C’est une décision de la justice administrative en forme de réquisitoire, une compilation de carences, manquements, défaillances, qui ont conduit au naufrage du logiciel de rédaction procédure pénale (LRP) de la police, un projet informatique censé faire entrer l’institution dans une nouvelle ère informatique. Vendredi 28 août, la formation plénière de la chambre du contentieux de la Cour des comptes a condamné plusieurs responsables du ministère de l’intérieur, anciens et actuels, à des sanctions financières allant d’un euro symbolique – pour deux commissaires autrefois chefs de projet – à 6 000 euros – pour deux ex-responsables du ministère de l’intérieur chargés des services numériques et des systèmes d’information de la sécurité intérieure. Deux anciens directeurs généraux de la police nationale à la retraite, Eric Morvan et Jean-Marc Falcone, devront par ailleurs payer respectivement 2 000 et 4 000 euros.

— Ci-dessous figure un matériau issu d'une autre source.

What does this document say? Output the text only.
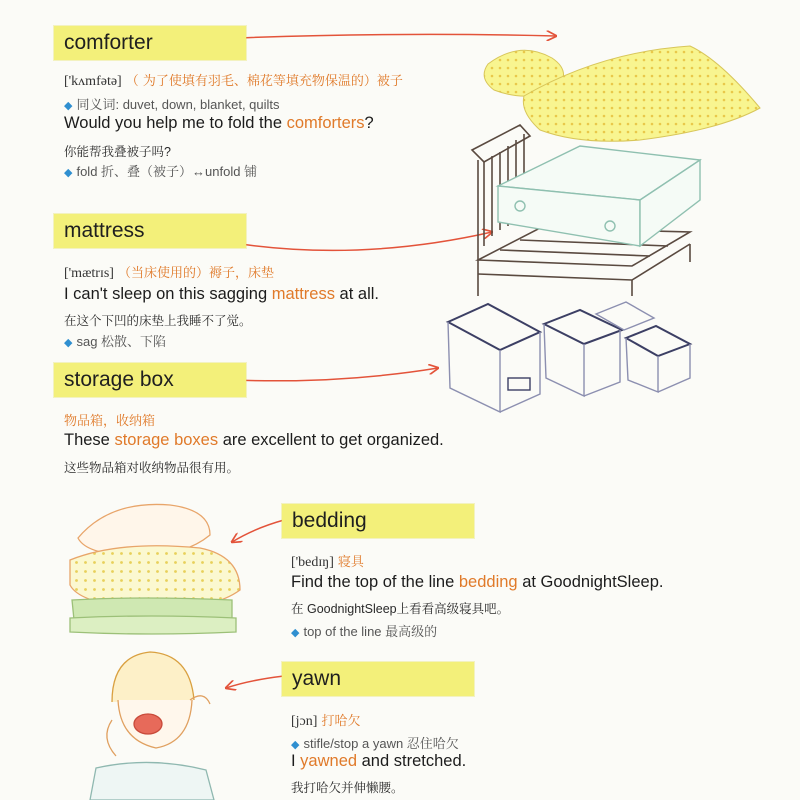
comforter
['kʌmfətə] （ 为了使填有羽毛、棉花等填充物保温的）被子
◆ 同义词: duvet, down, blanket, quilts
Would you help me to fold the comforters?
你能帮我叠被子吗?
◆ fold 折、叠（被子）↔unfold 铺
mattress
['mætrɪs] （当床使用的）褥子，床垫
I can't sleep on this sagging mattress at all.
在这个下凹的床垫上我睡不了觉。
◆ sag 松散、下陷
storage box
物品箱，收纳箱
These storage boxes are excellent to get organized.
这些物品箱对收纳物品很有用。
bedding
['bedɪŋ] 寝具
Find the top of the line bedding at GoodnightSleep.
在 GoodnightSleep上看看高级寝具吧。
◆ top of the line 最高级的
yawn
[jɔn] 打哈欠
◆ stifle/stop a yawn 忍住哈欠
I yawned and stretched.
我打哈欠并伸懒腰。
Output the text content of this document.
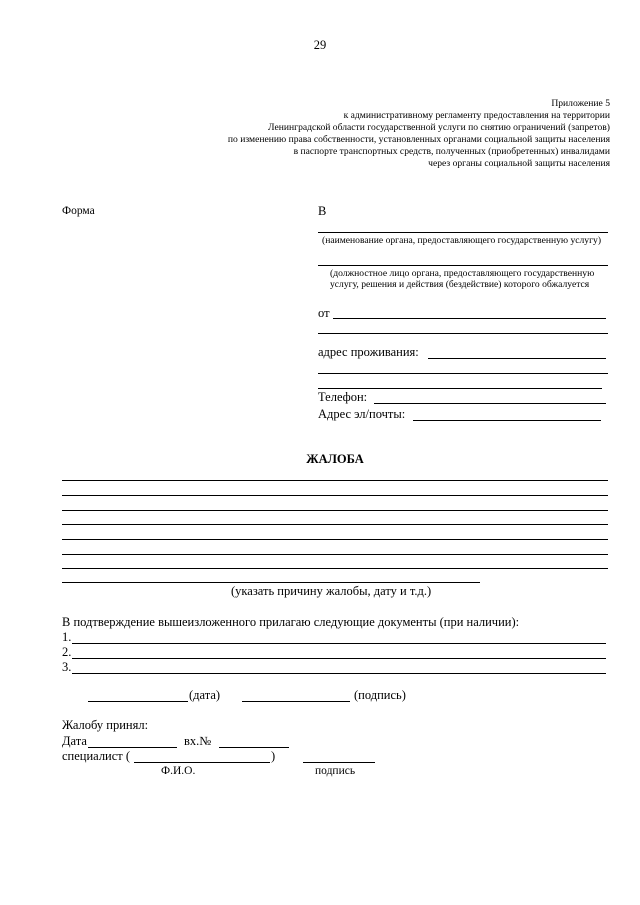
29
Приложение 5
к административному регламенту предоставления на территории
Ленинградской области государственной услуги по снятию ограничений (запретов)
по изменению права собственности, установленных органами социальной защиты населения
в паспорте транспортных средств, полученных (приобретенных) инвалидами
через органы социальной защиты населения
Форма	В
(наименование органа, предоставляющего государственную услугу)
(должностное лицо органа, предоставляющего государственную
услугу, решения и действия (бездействие) которого обжалуется
от
адрес проживания:
Телефон:
Адрес эл/почты:
ЖАЛОБА
(указать причину жалобы, дату и т.д.)
В подтверждение вышеизложенного прилагаю следующие документы (при наличии):
1.
2.
3.
(дата)	(подпись)
Жалобу принял:
Дата	вх.№
специалист (	)
Ф.И.О.	подпись
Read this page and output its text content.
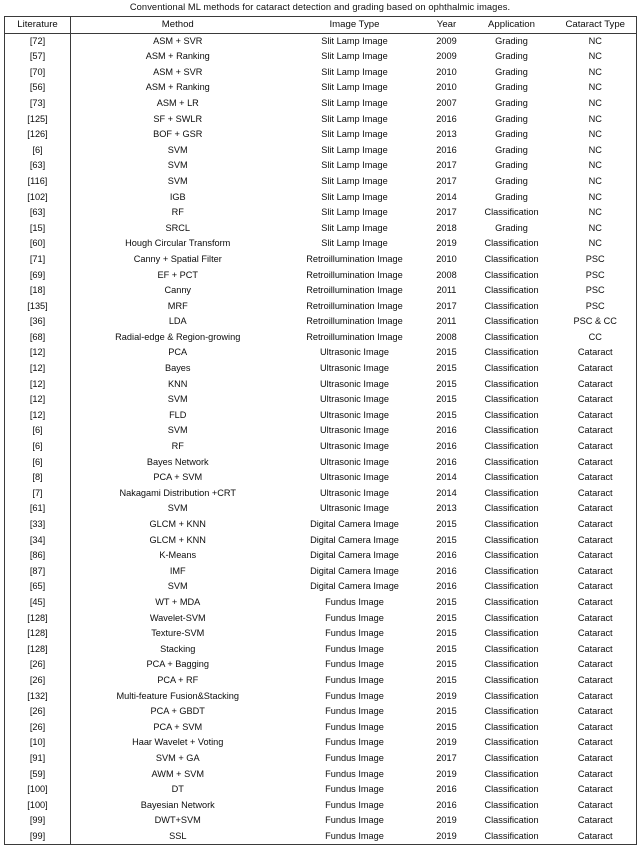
Conventional ML methods for cataract detection and grading based on ophthalmic images.
Literature	Method	Image Type	Year	Application	Cataract Type
[72]	ASM + SVR	Slit Lamp Image	2009	Grading	NC
[57]	ASM + Ranking	Slit Lamp Image	2009	Grading	NC
[70]	ASM + SVR	Slit Lamp Image	2010	Grading	NC
[56]	ASM + Ranking	Slit Lamp Image	2010	Grading	NC
[73]	ASM + LR	Slit Lamp Image	2007	Grading	NC
[125]	SF + SWLR	Slit Lamp Image	2016	Grading	NC
[126]	BOF + GSR	Slit Lamp Image	2013	Grading	NC
[6]	SVM	Slit Lamp Image	2016	Grading	NC
[63]	SVM	Slit Lamp Image	2017	Grading	NC
[116]	SVM	Slit Lamp Image	2017	Grading	NC
[102]	IGB	Slit Lamp Image	2014	Grading	NC
[63]	RF	Slit Lamp Image	2017	Classification	NC
[15]	SRCL	Slit Lamp Image	2018	Grading	NC
[60]	Hough Circular Transform	Slit Lamp Image	2019	Classification	NC
[71]	Canny + Spatial Filter	Retroillumination Image	2010	Classification	PSC
[69]	EF + PCT	Retroillumination Image	2008	Classification	PSC
[18]	Canny	Retroillumination Image	2011	Classification	PSC
[135]	MRF	Retroillumination Image	2017	Classification	PSC
[36]	LDA	Retroillumination Image	2011	Classification	PSC & CC
[68]	Radial-edge & Region-growing	Retroillumination Image	2008	Classification	CC
[12]	PCA	Ultrasonic Image	2015	Classification	Cataract
[12]	Bayes	Ultrasonic Image	2015	Classification	Cataract
[12]	KNN	Ultrasonic Image	2015	Classification	Cataract
[12]	SVM	Ultrasonic Image	2015	Classification	Cataract
[12]	FLD	Ultrasonic Image	2015	Classification	Cataract
[6]	SVM	Ultrasonic Image	2016	Classification	Cataract
[6]	RF	Ultrasonic Image	2016	Classification	Cataract
[6]	Bayes Network	Ultrasonic Image	2016	Classification	Cataract
[8]	PCA + SVM	Ultrasonic Image	2014	Classification	Cataract
[7]	Nakagami Distribution +CRT	Ultrasonic Image	2014	Classification	Cataract
[61]	SVM	Ultrasonic Image	2013	Classification	Cataract
[33]	GLCM + KNN	Digital Camera Image	2015	Classification	Cataract
[34]	GLCM + KNN	Digital Camera Image	2015	Classification	Cataract
[86]	K-Means	Digital Camera Image	2016	Classification	Cataract
[87]	IMF	Digital Camera Image	2016	Classification	Cataract
[65]	SVM	Digital Camera Image	2016	Classification	Cataract
[45]	WT + MDA	Fundus Image	2015	Classification	Cataract
[128]	Wavelet-SVM	Fundus Image	2015	Classification	Cataract
[128]	Texture-SVM	Fundus Image	2015	Classification	Cataract
[128]	Stacking	Fundus Image	2015	Classification	Cataract
[26]	PCA + Bagging	Fundus Image	2015	Classification	Cataract
[26]	PCA + RF	Fundus Image	2015	Classification	Cataract
[132]	Multi-feature Fusion&Stacking	Fundus Image	2019	Classification	Cataract
[26]	PCA + GBDT	Fundus Image	2015	Classification	Cataract
[26]	PCA + SVM	Fundus Image	2015	Classification	Cataract
[10]	Haar Wavelet + Voting	Fundus Image	2019	Classification	Cataract
[91]	SVM + GA	Fundus Image	2017	Classification	Cataract
[59]	AWM + SVM	Fundus Image	2019	Classification	Cataract
[100]	DT	Fundus Image	2016	Classification	Cataract
[100]	Bayesian Network	Fundus Image	2016	Classification	Cataract
[99]	DWT+SVM	Fundus Image	2019	Classification	Cataract
[99]	SSL	Fundus Image	2019	Classification	Cataract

A l’audience, le 1er juillet, le parquet général avait requis à leur encontre une « sanction symbolique ». Le montant total des amendes, soit 18 002 euros, est loin de celui du préjudice pour les finances publiques finalement retenu : quelque 31,20 millions d’euros. Le dossier d’instruction l’avait même évalué à 257,4 millions d’euros en y incluant le calcul du temps perdu par chaque enquêteur pour l’utilisation d’un outil informatique notoirement défectueux.
Au total, notent les magistrats de la rue Cambon, neuf décisions stratégiques auront contribué à plomber la rénovation d’un logiciel aux dénominations successives (LRP-SI, LRP-4, Scribe, XPN…) aussi fluctuantes que les conditions de son développement, lancé fin 2015. Entre « insuffisances », « abstentions » et choix « non conformes aux textes et aux bonnes pratiques [qui] ont émaillé le pilotage du projet », les effectifs insuffisants, une confusion dans les responsabilités, « l’insuffisance du cadrage initial du projet », le « défaut de suivi budgétaire » n’auront pas peu contribué au retentissant échec du chantier.